Il a également estimé que le président avait « clairement » manqué de parler du rôle du Maroc dans cette crise, car ce qui reste à élucider dans les enquêtes sur l'entrée massive à Ceuta est « dans quelle mesure » Rabat a agi « par action et omission » et d'autres agents internationaux ont participé à cette opération, en référence aux États-Unis et à Israël.
L'Espagne subit « la pire opposition possible, au pire moment »
Il a ensuite dénoncé le fait que l'Espagne subit « la pire opposition possible et imaginable au pire moment possible » et a critiqué le fait que le PP et son leader, Alberto Núñez Feijóo, « d'une main créent des solutions pour Ceuta et de l'autre ils allument le feu avec un briquet et donnent des ailes à l'extrême droite ».

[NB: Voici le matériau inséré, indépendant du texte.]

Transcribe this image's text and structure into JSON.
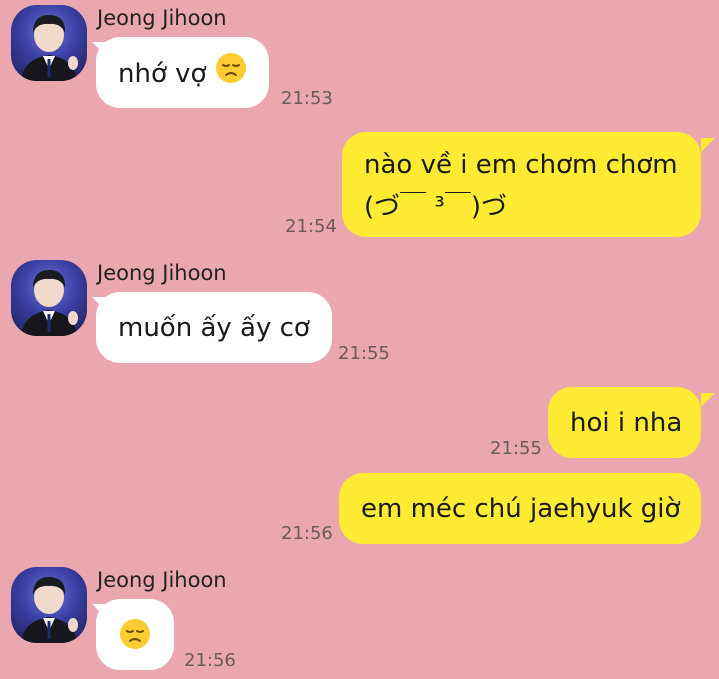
{
  "chat": {
    "messages": [
      {
        "sender": "Jeong Jihoon",
        "text": "nhớ vợ",
        "emoji": "disappointed-face",
        "time": "21:53",
        "direction": "incoming"
      },
      {
        "text_line1": "nào về i em chơm chơm",
        "text_line2": "(づ￣ ³￣)づ",
        "time": "21:54",
        "direction": "outgoing"
      },
      {
        "sender": "Jeong Jihoon",
        "text": "muốn ấy ấy cơ",
        "time": "21:55",
        "direction": "incoming"
      },
      {
        "text": "hoi i nha",
        "time": "21:55",
        "direction": "outgoing"
      },
      {
        "text": "em méc chú jaehyuk giờ",
        "time": "21:56",
        "direction": "outgoing"
      },
      {
        "sender": "Jeong Jihoon",
        "emoji": "disappointed-face",
        "time": "21:56",
        "direction": "incoming"
      }
    ]
  },
  "colors": {
    "background": "#EBA7B0",
    "incoming_bubble": "#FFFFFF",
    "outgoing_bubble": "#FFEB33"
  }
}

Il s'est d'ailleurs exclamé si la droite prenait les gens pour des « connards » en qualifiant cet afflux de migrants d'« invasion ». « Ce n'est pas une invasion, c'est une urgence humanitaire et la Garde civile est allée chercher et secourir les personnes qu'elle pouvait. Malgré cela, 145 personnes sont mortes », a déclaré Vidal, qui a prescrit de « baisser les décibels » et de désengorger Ceuta avec le transfert des migrants.